2. The method of claim 1, further comprising filling the feature with a conductive material.

3. The method of claim 2, wherein the conductive material directly contacts the metal surface and the dielectric surface without an interposed layer.

4. The method of claim 2, wherein filling the feature with a conductive material comprises depositing a nucleation layer of the conductive material prior to depositing bulk conductive material.

5. The method of claim 2, wherein filling the feature with a conductive material comprises depositing bulk conductive material without depositing a nucleation layer.

6. The method of claim 1, wherein filling the feature comprises an atomic layer deposition or chemical vapor deposition process, including plasma enhanced or thermal processes, to deposit bulk conductive material.

7. The method of claim 6, wherein deposition of the bulk conductive material is selective to the metal surface with respect to the dielectric surface.

8. The method of claim 6, wherein deposition of the bulk conductive material is non-selective to the metal and dielectric surfaces.

9. The method of any of claim 2, wherein exposing the feature to the metal halide and filling the feature with a conductive material are performed in the same chamber.

10. The method of claim 2, wherein exposing the feature to the metal halide and filling the feature with a conductive material are performed in different stations of the same chamber.

11. The method of any of claim 2, wherein exposing the feature to the metal halide and filling the feature with a conductive material are performed in different chambers.

12. The method of claim 1, wherein the conductive material is selected from molybdenum (Mo), ruthenium (Ru), tungsten (W), iridium (Ir), chromium (Cr), cobalt (Co), and titanium nitride (TiN).

13. The method of claim 1, wherein the metal surface is a one of a titanium nitride (TiN) surface, a molybdenum nitride (MoNx) surface, a tungsten nitride (WN) surface, a tungsten carbon nitride (WCxNy) surface, a tungsten carbide (WCx) surface, a titanium aluminum carbide (TiAlxCy) surface, or a tantalum nitride (TaN) surface.

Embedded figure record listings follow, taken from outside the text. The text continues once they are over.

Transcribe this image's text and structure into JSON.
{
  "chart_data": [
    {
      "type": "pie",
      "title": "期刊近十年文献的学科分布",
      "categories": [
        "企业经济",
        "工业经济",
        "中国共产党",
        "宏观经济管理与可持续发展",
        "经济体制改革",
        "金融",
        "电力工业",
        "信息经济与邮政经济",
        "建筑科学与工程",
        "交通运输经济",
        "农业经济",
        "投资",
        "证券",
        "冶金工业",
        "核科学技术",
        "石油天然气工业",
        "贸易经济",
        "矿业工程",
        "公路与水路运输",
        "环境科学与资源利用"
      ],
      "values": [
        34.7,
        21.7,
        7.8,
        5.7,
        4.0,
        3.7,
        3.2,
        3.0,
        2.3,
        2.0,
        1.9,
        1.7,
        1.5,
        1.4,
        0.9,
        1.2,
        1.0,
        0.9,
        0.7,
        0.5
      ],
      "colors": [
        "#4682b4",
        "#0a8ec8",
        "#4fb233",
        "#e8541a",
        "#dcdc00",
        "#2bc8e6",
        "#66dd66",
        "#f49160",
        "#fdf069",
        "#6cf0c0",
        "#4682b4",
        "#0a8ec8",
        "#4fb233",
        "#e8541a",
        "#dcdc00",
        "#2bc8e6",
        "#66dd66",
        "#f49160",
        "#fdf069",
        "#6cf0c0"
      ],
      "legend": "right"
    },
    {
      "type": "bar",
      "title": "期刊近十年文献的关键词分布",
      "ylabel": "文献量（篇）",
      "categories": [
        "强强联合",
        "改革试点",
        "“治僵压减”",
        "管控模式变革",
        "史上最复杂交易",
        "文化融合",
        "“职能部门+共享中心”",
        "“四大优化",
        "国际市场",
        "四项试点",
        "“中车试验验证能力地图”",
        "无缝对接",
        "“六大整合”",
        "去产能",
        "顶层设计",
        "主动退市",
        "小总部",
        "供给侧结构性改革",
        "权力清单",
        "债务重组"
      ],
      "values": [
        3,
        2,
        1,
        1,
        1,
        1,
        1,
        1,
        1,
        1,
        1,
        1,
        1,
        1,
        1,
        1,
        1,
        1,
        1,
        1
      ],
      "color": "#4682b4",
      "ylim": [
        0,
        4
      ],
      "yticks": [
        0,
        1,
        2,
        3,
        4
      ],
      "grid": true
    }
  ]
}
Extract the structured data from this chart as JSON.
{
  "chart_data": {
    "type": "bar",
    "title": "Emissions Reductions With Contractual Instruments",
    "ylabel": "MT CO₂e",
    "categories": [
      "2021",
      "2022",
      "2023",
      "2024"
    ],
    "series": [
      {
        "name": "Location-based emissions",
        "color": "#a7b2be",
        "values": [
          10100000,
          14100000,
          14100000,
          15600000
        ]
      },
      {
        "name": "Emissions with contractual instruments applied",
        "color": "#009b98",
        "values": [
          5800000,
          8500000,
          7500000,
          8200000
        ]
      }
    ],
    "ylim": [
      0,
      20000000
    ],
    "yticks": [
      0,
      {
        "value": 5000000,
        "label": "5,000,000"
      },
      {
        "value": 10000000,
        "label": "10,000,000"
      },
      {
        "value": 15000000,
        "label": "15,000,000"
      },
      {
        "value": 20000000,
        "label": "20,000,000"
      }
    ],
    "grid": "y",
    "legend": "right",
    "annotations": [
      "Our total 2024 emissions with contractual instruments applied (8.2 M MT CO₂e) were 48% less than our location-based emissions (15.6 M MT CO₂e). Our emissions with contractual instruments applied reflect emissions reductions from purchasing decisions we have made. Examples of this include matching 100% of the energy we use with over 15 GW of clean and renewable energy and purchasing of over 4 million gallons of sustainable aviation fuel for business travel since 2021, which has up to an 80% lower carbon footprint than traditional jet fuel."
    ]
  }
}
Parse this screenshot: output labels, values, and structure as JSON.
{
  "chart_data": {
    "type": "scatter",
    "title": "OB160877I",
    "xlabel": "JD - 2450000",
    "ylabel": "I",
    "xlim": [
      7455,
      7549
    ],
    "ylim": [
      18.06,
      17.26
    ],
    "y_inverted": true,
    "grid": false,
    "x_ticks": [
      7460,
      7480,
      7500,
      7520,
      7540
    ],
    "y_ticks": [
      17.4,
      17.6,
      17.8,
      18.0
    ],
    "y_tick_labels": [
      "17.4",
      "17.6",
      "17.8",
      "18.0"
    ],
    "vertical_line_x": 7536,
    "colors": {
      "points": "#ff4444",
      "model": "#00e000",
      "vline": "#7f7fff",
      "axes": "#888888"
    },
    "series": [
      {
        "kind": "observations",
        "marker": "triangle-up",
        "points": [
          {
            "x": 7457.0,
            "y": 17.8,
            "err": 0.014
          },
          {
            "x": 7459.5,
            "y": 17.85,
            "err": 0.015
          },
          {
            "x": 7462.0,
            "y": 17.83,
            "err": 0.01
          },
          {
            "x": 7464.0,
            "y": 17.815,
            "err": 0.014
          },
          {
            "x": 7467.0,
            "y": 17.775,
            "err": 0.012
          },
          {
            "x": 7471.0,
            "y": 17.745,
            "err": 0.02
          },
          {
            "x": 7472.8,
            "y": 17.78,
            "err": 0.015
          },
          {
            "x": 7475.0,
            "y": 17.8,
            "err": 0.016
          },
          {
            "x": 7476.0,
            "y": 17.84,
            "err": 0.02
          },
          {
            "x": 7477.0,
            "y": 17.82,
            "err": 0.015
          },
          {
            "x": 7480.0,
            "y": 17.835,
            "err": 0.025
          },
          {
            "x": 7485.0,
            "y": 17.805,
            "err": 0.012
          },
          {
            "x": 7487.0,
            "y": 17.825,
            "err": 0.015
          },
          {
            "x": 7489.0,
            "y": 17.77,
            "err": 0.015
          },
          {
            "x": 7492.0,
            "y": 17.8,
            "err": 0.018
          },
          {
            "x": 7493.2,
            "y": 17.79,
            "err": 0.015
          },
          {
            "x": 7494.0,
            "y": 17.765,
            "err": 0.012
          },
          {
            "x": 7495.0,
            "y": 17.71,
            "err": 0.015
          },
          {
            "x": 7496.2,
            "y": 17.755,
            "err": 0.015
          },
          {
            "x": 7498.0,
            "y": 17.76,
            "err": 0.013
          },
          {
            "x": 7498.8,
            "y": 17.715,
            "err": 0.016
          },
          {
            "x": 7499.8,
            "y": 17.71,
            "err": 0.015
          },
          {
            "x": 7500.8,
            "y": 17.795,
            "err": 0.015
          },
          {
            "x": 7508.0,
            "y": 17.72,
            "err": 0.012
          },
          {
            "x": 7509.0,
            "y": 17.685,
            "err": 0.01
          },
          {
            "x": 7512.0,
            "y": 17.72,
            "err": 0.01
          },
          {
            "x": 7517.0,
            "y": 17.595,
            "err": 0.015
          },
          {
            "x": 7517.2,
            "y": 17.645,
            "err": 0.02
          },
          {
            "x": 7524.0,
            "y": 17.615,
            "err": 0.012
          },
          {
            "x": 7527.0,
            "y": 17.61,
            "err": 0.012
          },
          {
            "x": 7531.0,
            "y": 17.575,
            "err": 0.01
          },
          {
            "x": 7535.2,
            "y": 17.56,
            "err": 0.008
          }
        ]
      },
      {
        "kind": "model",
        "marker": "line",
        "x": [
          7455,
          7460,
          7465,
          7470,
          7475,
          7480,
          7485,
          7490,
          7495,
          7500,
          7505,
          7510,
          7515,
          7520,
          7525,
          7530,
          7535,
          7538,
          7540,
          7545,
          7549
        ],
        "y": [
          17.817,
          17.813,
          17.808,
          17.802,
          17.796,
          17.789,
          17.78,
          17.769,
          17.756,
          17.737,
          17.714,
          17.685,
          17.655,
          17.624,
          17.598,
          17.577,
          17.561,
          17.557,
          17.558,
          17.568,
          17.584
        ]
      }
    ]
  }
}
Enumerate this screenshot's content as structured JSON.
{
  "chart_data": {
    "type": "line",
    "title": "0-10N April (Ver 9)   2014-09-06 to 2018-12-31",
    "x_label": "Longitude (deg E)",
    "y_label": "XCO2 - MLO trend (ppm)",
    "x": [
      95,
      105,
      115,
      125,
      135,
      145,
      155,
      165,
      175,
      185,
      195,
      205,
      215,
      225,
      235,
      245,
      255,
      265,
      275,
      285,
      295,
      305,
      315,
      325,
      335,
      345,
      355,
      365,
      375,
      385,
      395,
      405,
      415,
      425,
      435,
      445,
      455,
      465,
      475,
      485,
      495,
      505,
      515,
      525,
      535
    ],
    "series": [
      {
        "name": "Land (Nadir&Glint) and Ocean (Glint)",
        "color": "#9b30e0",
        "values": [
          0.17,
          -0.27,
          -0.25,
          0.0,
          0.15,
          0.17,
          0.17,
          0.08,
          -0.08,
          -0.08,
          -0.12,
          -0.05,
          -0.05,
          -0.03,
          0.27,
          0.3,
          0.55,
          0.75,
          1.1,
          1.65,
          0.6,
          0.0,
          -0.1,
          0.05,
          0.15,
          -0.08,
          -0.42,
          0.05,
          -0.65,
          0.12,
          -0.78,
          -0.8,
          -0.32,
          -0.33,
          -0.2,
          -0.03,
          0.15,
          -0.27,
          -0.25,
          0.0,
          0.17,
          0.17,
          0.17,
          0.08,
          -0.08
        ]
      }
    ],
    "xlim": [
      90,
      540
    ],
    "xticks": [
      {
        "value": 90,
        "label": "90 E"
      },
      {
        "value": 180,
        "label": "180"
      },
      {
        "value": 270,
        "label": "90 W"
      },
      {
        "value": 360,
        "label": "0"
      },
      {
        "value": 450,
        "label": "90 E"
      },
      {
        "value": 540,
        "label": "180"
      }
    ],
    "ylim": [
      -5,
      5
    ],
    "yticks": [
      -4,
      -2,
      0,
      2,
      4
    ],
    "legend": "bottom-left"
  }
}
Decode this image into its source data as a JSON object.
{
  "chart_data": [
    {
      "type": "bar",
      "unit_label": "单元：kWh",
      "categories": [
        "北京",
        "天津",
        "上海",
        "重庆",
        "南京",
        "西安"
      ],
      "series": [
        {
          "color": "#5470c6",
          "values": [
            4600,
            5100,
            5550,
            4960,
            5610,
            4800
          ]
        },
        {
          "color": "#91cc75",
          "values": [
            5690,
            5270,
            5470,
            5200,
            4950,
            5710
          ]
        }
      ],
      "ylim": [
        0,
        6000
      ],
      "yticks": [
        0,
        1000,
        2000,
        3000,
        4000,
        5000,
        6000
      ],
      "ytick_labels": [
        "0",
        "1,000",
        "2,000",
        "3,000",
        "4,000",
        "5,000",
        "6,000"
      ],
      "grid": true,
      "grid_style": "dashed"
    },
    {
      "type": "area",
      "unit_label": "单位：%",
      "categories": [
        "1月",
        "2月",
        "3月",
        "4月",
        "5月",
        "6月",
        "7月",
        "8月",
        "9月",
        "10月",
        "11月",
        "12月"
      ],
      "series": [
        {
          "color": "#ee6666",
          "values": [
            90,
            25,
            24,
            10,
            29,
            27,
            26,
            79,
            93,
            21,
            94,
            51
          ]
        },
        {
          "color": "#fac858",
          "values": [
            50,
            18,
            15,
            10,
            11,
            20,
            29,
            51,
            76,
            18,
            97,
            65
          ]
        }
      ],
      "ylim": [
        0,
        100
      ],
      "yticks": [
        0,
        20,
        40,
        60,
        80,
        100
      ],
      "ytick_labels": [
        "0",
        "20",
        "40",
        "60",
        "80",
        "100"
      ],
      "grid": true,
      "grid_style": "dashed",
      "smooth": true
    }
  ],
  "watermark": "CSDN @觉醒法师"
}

14. The method of claim 1, wherein the metal of the metal halide is one of: Mo, W, Cr, Ti, Ta, and vanadium (V).

15. The method of claim 1, wherein the metal halide is one of tungsten hexafluoride (WF6), tungsten hexachloride (WCl6), tungsten pentachloride (WCl5), tungsten hexabromide (WBr6).

16. The method of claim 1, wherein the metal halide is one of molybdenum hexafluoride (MoF6) and molybdenum pentachloride (MoCl5).

17. The method of claim 1, wherein the metal halide is one of niobium pentachloride (NbCl5) and niobium pentabromide (NbBr5).

18. The method of claim 1, wherein the metal halide is one of tantalum pentafluoride (TaF5) and tantalum pentachloride (TaCl5).

19. The method of claim 1, wherein the metal halide is one of vanadium pentafluoride (VF5), chromium pentafluoride (CrF5), and titanium tetrachloride (TiCl4).

20. The method of claim 1, further comprising performing a reducing treatment to remove residual halogen after removing the layer of metal oxide.